|Dailey Jr, Oliver|
Submitted to: Journal of Agricultural and Food Chemistry
Publication Type: Peer Reviewed Journal
Publication Acceptance Date: April 22, 1998
Publication Date: N/A
Interpretive Summary: In the last two decades, concern over the contamination of groundwater and surface water by pesticides has mounted. The chief objectives of our research are to develop herbicide formulations that will maintain or increase efficacy on target weeds and that will not adversely impact on the environment. The herbicide cyanazine has been frequently implicated in groundwater and surface water contamination. Cyanazine was microencapsulated within several different polymers by the solvent evaporation process, and herbicide efficacy studies on five weed species were conducted under greenhouse conditions. Poly(x-methylstyrene) formulations and several ethyl cellulose formulations of cyanazine were consistently comparable or superior to the commercial formulation in herbicidal activity over time. This research benefits formulation chemists, agronomists, and the agrochemical industry in that it identifies polymers suitable for further studies in the preparation and evaluation of formulations of cyanazine and other herbicides. Microencapsulated herbicides should be safer to handle, reduce the total amount of herbicide used, and have reduced potential for leaching in the soil while maintaining effective biological activity.

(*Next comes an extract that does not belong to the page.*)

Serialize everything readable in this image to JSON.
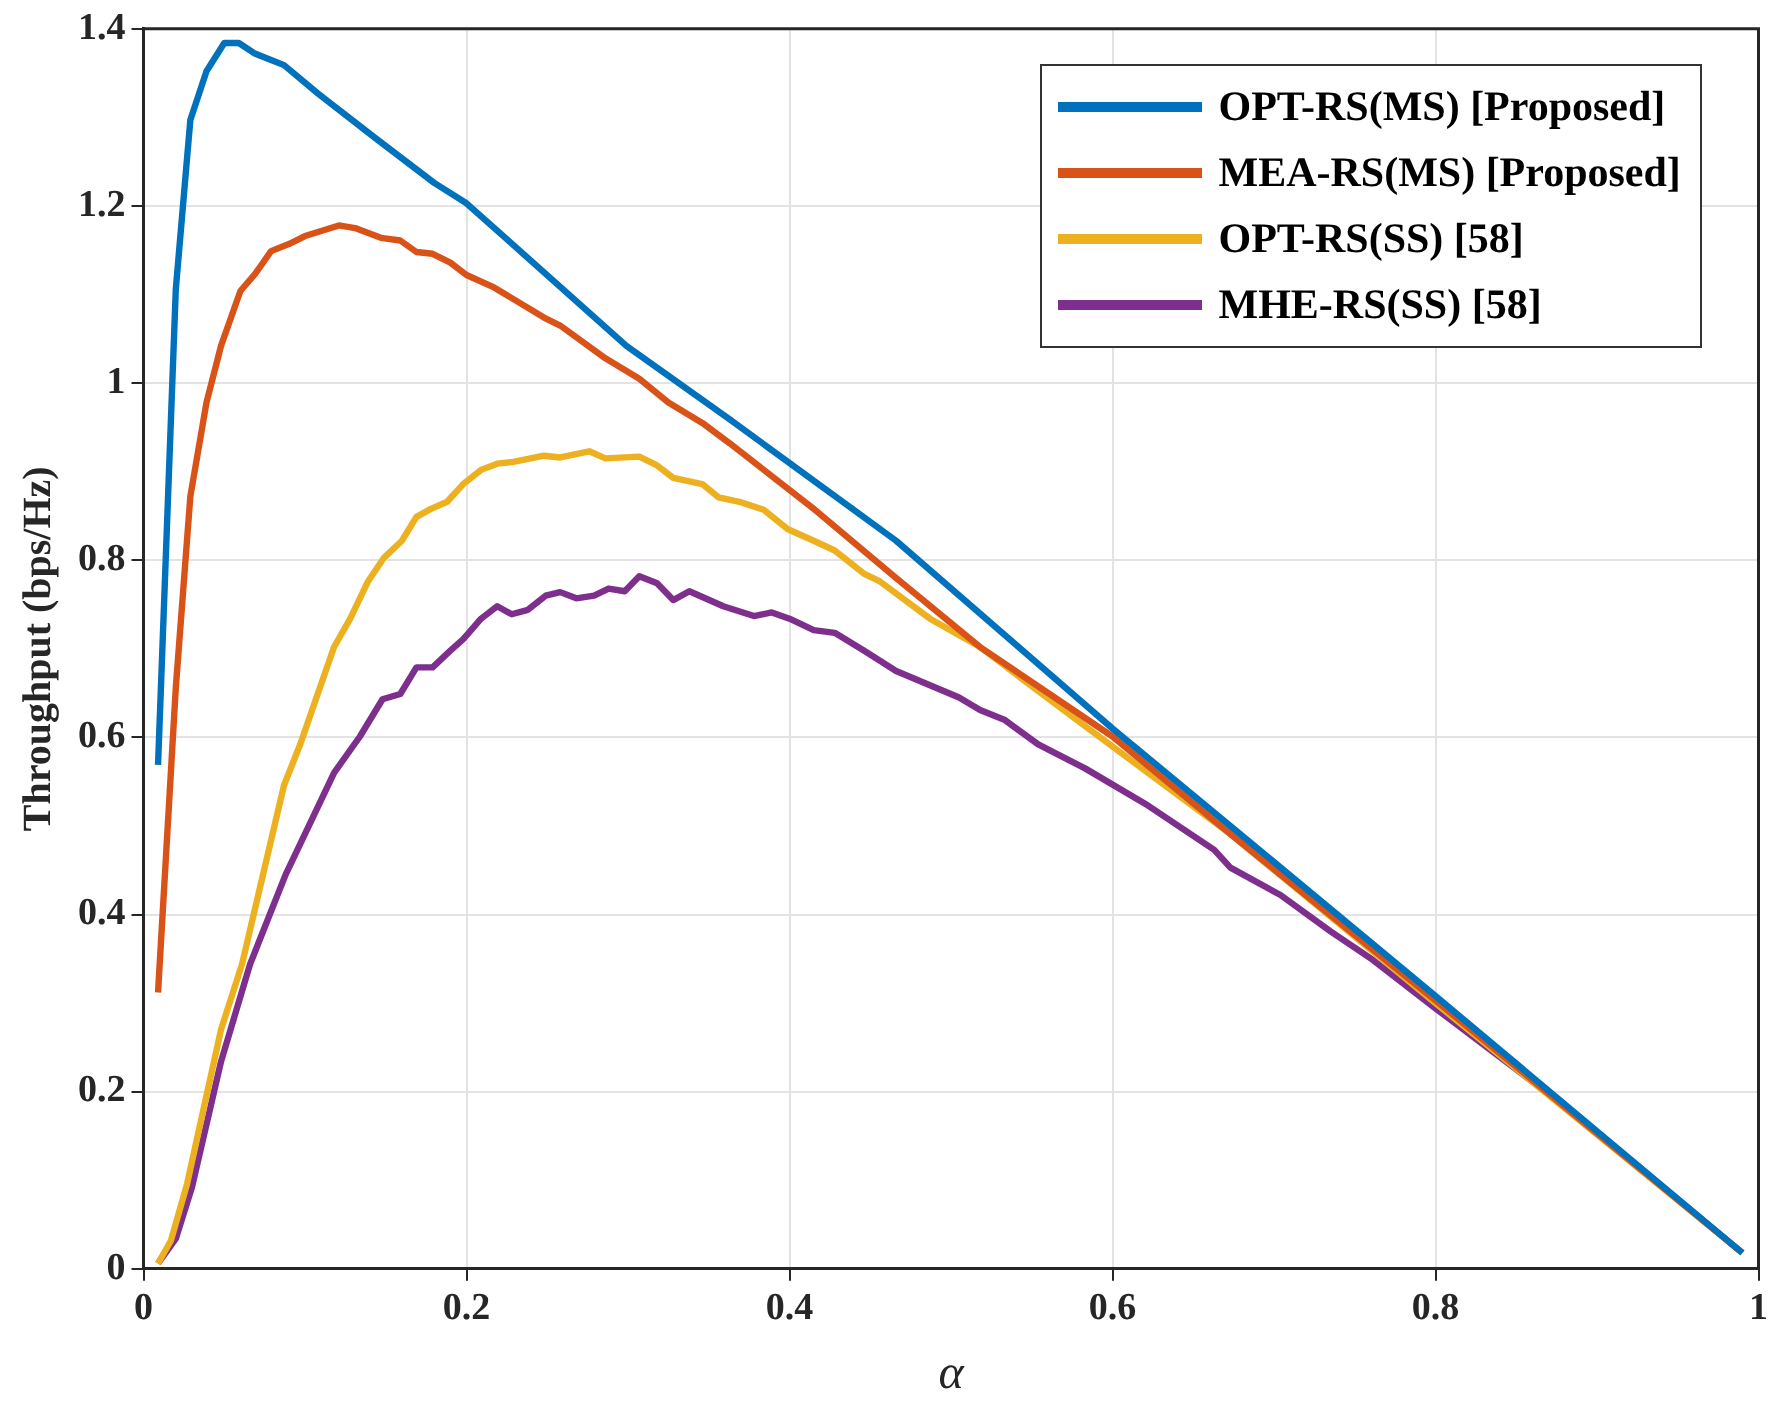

Technical Abstract: In two separate studies, the herbicide cyanazine was microencapsulated within polymers by the solvent evaporation process using 88% hydrolyzed polyvinyl alcohol (205 indicates low viscosity, 523 indicates medium) as emulsifier. Cyanazine formulations were prepared with: cellulose acetate butyrate (CAB); ethyl cellulose of two different viscosities (EC22 and EC100); low and medium molecular weight poly(methyl methacrylate) (PMML and PMMM); poly(alpha-methylstyrene) (PMS). Pesticide efficacy studies on five weed species (barnyardgrass, smallflower morningglory, crowfootgrass, Florida beggarweed, and Palmer amaranth) were conducted under greenhouse conditions over a period of 12 weeks for Study 1 and 25 weeks for Study 2, using the commercial formulation Bladex 90 DF for comparison purposes. In the first study of polymeric formulations of cyanazine, the following order of herbicidal activity was observed: Bladex 90DF = EC22-205 = PMS-205 = PMS-523> CAB-523 = EC100-205> CAB-205> PMMM-523> PMMM-205 = PMML-205. The first three formulations exhibited high activity comparable to the commercial formulation throughout the 12 weeks. The following order of herbicidal activity was observed in Study 2: EC100-205 greater than or equal to PMS-205 greater than or equal to EC22-523 greater than or equal to PMS-523 = Bladex 90 DF > CAB-205 = EC22-205>EC100-523> greater than or equal to CAB-523. For three weed species, EC100-205 and PMS-205 were more efficacious than Bladex 90DF. In both studies, the poly(alpha-methylstyrene) formulations were consistently comparable or superior to the commercial formulation in long term control.